Any condition that would cause a reduction in the number of healthy, functioning red blood cells (anemia or reduced production of red blood cells, blood loss, deformed blood cells, disease, etc.) will impair the blood's ability to supply the tissues with oxygen. Remember the old advertisements warning about "iron poor blood?" Iron is the functional part of the hemoglobin molecule and it is the iron which renders the hemoglobin absolutely indispensable for life. In addition to a reduction in the number of red blood cells available, anything that would interfere with the ability of hemoglobin to transport oxygen or anything that would displace the oxygen that is bound to the hemoglobin will affect the oxygen available to the cells.
The most common impairment to oxygen transport by the hemoglobin is carbon monoxide. Carbon monoxide combines with hemoglobin 200-300 times more readily than does oxygen and once bound is extremely hard to eliminate. Smokers will find that the carbon monoxide bound to their hemoglobin will lower their altitude for onset of hypoxic symptoms by 2000-3000 feet. This effect is not limited to smokers, however. Anyone exposed to a smoky atmosphere will suffer somewhat. (Remember this next time you volunteer to go along as a designated driver for a group of drinkers. Just sitting in that smoky bar for several hours is going to affect your performance the next day, even without alcohol and fatigue!) Other chemicals, among them sulfa drugs and nitrites (found in food preservatives) can have an adverse effect on the ability of hemoglobin to combine with and transport oxygen.

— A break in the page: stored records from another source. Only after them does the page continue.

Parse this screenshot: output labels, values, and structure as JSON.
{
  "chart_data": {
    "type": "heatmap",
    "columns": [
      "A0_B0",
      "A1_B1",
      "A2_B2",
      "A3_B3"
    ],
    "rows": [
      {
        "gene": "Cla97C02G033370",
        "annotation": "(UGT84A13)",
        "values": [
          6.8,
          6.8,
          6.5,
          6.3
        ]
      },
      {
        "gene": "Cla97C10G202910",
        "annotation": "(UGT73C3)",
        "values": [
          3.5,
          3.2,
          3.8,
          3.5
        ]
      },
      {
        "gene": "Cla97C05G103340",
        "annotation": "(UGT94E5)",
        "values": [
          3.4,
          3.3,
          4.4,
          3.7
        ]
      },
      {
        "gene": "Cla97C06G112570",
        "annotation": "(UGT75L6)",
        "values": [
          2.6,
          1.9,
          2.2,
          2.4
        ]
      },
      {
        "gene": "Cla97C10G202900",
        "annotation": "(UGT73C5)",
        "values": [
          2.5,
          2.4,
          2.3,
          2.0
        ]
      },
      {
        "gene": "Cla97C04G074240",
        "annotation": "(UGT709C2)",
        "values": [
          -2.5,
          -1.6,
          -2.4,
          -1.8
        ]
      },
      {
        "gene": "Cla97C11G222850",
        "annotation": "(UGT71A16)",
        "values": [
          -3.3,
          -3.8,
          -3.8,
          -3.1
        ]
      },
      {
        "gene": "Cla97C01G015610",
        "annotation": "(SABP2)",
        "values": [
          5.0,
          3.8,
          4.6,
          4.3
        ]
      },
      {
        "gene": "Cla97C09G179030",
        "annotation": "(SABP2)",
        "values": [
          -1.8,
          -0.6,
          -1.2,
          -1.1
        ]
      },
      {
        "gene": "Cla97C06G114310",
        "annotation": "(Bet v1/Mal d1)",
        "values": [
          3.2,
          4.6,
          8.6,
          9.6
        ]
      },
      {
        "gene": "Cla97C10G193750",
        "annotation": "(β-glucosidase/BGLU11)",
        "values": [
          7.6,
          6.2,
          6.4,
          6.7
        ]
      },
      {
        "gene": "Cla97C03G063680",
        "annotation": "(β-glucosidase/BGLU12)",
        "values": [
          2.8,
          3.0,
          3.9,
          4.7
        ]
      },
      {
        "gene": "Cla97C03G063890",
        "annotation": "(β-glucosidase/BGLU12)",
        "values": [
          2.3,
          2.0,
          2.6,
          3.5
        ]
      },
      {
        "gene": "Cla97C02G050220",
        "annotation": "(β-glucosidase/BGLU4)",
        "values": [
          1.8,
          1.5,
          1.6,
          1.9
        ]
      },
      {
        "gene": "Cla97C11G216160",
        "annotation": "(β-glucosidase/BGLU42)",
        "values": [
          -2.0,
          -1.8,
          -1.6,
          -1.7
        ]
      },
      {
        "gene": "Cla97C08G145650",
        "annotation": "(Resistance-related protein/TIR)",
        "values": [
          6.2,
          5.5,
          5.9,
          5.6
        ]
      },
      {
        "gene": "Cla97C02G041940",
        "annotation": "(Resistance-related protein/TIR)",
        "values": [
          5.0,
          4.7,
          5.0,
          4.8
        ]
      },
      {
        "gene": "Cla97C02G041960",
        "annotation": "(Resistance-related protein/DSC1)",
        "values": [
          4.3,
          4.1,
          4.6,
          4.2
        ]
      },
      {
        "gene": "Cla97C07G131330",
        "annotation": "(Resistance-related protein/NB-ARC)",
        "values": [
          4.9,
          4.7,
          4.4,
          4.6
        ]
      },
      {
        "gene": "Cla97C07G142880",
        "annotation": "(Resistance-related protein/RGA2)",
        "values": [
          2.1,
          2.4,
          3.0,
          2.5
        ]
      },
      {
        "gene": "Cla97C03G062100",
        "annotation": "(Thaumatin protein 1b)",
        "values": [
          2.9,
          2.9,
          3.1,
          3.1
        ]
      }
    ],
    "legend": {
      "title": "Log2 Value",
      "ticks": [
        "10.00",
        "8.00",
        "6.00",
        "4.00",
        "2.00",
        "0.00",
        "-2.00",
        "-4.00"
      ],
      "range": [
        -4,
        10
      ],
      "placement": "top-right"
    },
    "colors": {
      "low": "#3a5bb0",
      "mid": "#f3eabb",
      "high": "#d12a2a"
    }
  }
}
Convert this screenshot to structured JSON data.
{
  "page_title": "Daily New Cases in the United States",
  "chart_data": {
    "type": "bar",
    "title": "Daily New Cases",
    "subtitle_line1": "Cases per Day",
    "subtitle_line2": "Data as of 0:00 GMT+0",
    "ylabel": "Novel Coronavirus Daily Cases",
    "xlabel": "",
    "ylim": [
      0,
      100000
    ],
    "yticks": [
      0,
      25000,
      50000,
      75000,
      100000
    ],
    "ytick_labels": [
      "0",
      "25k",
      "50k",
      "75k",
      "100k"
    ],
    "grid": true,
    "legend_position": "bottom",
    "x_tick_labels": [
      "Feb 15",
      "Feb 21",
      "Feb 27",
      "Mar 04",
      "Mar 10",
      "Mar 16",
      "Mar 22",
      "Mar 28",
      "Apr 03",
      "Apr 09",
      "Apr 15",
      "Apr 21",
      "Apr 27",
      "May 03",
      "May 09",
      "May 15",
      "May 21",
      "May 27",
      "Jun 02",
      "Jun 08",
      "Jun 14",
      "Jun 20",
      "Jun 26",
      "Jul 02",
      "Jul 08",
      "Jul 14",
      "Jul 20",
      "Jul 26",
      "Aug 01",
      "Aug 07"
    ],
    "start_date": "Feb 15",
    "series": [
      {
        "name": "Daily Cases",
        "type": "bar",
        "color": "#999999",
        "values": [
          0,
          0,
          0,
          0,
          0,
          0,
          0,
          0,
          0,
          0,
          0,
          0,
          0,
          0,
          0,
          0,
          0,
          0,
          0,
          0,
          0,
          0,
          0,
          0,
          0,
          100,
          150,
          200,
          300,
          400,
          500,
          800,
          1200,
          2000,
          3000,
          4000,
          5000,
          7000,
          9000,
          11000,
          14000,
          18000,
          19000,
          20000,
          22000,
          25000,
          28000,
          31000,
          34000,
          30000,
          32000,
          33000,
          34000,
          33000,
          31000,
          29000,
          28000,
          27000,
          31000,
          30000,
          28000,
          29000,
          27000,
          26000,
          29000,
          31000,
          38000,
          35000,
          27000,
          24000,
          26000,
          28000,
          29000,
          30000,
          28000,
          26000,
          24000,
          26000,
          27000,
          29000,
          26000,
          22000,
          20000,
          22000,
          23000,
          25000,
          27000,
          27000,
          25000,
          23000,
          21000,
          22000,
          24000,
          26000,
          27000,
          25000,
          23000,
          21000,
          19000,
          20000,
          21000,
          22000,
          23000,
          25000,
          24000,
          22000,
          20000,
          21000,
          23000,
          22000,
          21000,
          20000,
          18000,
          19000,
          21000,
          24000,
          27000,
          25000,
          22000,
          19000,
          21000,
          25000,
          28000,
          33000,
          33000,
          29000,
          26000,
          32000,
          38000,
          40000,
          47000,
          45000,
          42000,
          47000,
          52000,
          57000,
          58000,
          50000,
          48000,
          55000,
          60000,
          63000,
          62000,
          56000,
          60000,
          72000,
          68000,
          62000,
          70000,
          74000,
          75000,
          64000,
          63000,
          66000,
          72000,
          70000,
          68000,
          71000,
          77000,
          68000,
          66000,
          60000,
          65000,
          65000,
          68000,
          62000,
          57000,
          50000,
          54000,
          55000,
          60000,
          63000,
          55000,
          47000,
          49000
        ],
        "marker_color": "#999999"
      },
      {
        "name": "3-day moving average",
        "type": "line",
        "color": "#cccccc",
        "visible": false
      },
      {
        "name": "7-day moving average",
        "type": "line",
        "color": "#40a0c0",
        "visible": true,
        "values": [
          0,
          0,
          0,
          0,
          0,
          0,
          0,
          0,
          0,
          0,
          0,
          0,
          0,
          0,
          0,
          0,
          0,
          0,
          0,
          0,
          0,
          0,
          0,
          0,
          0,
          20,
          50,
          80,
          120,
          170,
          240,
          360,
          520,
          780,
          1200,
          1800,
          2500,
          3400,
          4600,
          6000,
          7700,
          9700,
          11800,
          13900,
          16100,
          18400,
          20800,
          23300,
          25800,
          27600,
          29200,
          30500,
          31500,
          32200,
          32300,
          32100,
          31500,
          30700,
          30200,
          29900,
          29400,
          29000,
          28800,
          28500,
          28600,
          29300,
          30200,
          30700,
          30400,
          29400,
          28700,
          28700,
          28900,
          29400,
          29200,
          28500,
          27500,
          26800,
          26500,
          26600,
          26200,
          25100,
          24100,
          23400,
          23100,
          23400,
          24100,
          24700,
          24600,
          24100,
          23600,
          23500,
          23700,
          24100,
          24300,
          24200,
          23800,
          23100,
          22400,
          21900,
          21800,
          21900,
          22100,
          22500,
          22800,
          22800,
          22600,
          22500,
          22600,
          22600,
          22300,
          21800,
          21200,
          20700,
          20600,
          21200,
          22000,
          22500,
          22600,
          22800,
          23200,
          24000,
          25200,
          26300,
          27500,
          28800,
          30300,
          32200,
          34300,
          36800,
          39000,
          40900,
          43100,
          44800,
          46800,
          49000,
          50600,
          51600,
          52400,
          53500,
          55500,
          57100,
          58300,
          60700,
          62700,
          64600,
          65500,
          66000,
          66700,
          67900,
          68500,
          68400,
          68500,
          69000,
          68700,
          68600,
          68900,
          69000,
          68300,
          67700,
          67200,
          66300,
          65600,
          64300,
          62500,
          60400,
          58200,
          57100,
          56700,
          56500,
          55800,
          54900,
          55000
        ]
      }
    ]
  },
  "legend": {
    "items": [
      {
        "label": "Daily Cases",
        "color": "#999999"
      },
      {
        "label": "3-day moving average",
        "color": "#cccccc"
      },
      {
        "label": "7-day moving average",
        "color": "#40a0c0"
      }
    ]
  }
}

Histotoxic hypoxia: is a disruption of cellular respiration. There may well be sufficient oxygen of sufficient pressure in the inspired air to fully saturate the blood and hemoglobin, but the cells expecting and needing the oxygen are unable to use it due to the presence or absorption of cell toxins. The most common toxin found at the cellular level that can cause this effect is alcohol. Although other toxins, notably cyanide and some narcotics, also can cause this disruption of cellular respiration, alcohol is by far the most common culprit.
Now, we are all aware of the hazards associated with alcohol and flying and I'm not suggesting that any true professional would knowingly violate these rules and guidelines. Many pilots, however, may be impaired by alcohol at the cellular level and not be aware of the problem -- or its cause. Remember the iron poor blood mentioned earlier? Be cautious of the "tonics" or "elixirs" offered as remedies. Carefully read the labels on any over-the-counter medications or nutritional supplements you propose to ingest. Although many more manufacturers are eliminating or reducing the alcohol content of the liquid medications, you may be surprised at the percentage of alcohol some still contain. One popular vitamin supplement for "iron poor blood" contains 12% alcohol!